Information at the Witt Library, Courtauld Institute of Art

Information supplied by Christie's from the archives of Spink & Sons

Information at Amersham Auction Rooms

Provenance

Untraced until 29 July 1955 when sold by J. H. Price of Portobello Road, London, to Spink, as Landscape with Rider, ink and wash, 6/5 x 9 in. Spink sold it on 1 November 1955 for £22 to Mrs William Wycliffe Spooner; Bury noted it in 1962 in the collection of Mr and Mrs Spooner (William Spooner’s dates are 1882–1967, his widow survived him). It was on sale at Appleby Bros in 1965, whereafter it is untraced, although the frame has an old auction house stock number, “416SC” (probably Christie’s), and a sale, “119 Oct 11[? or 16] 69”, chalked onto it. This is probably the Dutch Estuary, figures by a tower (since in the present study there are three figures walking on foot in front of the horseman), measuring 216 x 165 mm, sold by the estate of Walter James Redfern Turner of Solihull (1889–1945) at Sotheby’s on 1–2 June, 1948, lot 20, for £24 to the Fine Art Society, where on 22 October 1948 it was sold for £42 to Mrs C. Snowdon. It was offered for sale at the Amersham Auction Rooms, Amersham, on 7 February 2008, lot 138.

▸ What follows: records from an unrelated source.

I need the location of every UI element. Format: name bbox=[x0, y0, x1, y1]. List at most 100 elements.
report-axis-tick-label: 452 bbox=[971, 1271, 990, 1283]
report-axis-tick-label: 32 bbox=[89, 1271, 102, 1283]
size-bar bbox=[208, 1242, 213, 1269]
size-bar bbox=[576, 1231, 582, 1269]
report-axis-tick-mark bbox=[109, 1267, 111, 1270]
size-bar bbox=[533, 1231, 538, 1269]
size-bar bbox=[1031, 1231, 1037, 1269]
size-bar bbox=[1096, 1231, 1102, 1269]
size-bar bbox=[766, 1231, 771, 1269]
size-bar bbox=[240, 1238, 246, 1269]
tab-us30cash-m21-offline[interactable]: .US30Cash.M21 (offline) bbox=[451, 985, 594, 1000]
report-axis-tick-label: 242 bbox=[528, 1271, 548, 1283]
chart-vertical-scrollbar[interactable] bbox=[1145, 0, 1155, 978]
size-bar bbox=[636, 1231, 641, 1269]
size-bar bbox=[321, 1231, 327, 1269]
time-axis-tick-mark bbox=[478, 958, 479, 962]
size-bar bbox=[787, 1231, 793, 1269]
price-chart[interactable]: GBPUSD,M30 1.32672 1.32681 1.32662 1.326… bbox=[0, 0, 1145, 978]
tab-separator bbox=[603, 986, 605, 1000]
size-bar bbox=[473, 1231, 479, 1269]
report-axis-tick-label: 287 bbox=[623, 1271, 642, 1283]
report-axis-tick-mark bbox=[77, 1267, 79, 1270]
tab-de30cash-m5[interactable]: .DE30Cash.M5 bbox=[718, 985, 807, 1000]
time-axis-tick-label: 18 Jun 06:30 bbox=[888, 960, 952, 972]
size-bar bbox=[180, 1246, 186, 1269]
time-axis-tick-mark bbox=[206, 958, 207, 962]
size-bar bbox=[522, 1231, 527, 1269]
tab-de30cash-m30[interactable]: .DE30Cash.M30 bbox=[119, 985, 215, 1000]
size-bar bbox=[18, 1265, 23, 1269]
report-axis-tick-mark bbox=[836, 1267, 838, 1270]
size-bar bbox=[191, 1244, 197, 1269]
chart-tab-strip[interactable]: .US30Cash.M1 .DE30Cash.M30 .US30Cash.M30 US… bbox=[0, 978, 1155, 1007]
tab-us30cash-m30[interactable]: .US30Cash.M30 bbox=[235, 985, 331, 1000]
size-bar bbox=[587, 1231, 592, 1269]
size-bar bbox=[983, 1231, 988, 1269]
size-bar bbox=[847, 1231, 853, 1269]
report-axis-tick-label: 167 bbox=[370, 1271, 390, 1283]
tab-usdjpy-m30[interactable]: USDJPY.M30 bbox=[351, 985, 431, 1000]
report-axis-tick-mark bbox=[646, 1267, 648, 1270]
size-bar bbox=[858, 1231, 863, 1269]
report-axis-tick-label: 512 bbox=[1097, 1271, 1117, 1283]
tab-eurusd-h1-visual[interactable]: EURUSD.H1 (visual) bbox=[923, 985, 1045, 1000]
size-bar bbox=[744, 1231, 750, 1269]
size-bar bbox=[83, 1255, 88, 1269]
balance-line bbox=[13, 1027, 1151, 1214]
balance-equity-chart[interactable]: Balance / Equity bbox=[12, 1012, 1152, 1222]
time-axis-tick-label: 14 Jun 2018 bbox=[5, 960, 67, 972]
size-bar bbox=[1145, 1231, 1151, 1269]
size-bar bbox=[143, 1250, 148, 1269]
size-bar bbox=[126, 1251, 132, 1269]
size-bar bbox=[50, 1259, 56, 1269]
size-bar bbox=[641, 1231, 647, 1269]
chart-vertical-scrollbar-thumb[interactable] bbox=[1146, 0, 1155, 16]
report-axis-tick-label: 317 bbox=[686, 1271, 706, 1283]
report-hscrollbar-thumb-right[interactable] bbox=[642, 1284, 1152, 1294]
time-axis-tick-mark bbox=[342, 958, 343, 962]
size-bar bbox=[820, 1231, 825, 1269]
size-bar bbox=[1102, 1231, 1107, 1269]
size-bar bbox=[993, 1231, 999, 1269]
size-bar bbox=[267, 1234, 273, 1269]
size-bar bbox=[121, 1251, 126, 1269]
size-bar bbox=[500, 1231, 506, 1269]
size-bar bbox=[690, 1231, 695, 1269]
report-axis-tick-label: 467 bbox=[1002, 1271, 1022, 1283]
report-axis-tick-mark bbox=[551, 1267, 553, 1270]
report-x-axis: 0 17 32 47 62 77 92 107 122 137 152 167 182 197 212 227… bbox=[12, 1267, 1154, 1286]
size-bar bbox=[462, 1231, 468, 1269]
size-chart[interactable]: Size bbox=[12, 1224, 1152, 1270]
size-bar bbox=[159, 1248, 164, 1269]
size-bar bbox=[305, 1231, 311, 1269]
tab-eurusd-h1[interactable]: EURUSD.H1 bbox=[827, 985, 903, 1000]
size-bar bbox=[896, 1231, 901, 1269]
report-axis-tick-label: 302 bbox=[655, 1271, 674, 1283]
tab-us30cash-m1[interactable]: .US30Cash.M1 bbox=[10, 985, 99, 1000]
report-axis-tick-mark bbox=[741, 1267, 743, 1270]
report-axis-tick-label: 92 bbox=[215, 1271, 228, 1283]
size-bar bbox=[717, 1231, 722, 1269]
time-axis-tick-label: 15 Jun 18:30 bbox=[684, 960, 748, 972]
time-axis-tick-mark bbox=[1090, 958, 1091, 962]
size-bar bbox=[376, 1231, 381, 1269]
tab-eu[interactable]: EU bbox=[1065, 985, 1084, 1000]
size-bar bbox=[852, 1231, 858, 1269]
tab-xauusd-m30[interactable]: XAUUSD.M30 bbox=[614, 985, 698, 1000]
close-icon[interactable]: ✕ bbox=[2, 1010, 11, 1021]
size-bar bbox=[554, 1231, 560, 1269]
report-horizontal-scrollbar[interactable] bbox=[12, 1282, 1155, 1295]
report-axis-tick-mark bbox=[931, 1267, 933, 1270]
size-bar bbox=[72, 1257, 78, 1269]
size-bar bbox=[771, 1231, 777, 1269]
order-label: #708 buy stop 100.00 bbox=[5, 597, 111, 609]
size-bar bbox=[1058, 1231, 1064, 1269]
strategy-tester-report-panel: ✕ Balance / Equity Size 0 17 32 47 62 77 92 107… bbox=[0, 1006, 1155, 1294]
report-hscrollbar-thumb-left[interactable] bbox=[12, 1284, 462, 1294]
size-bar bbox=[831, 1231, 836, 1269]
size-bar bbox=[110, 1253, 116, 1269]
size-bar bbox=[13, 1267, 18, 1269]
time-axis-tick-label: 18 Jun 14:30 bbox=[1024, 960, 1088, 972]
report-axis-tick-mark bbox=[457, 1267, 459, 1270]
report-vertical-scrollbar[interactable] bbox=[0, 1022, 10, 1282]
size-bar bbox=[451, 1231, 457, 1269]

Associated People & Organisations

Amersham Auction Rooms, Amersham
Appleby Bros, London
Christie's, London
The Fine Art Society, London
Mrs Mercie Winifred Sanderson Milling (later Spooner) (1902 - after 1967)
J. H. Price (active 1955)
Mrs C. Snowdon (active 1948)
Sotheby's, London
Spink & Son, London
William Wycliffe Spooner (1882 - 1967)
Walter James Redfern Turner (1889 - 1945)
Untraced
Exhibition History
Exhibition of Early English Watercolours, Appleby Brothers, London, 1965, no. 11, as 'Landscape with horseman, tower and buildings in distance'
Bibliography
Adrian Bury, Francis Towne - Lone Star of Water-Colour Painting, Charles Skilton: London, 1962, p. 150

Comment

This drawing is a study for a painting of the 1770s (FT023), with a sparseness characteristic of early studies for oil. Its purpose is to set out the basic layers of the picture’s composition and, as such, Towne shows little care for details like the leaves foreground right—marked in with only a few lines to secure their position—and the awkward relationship between the two foreground trees, which in oil are distinguished from one another far more subtly than Towne has attempted in pen and wash.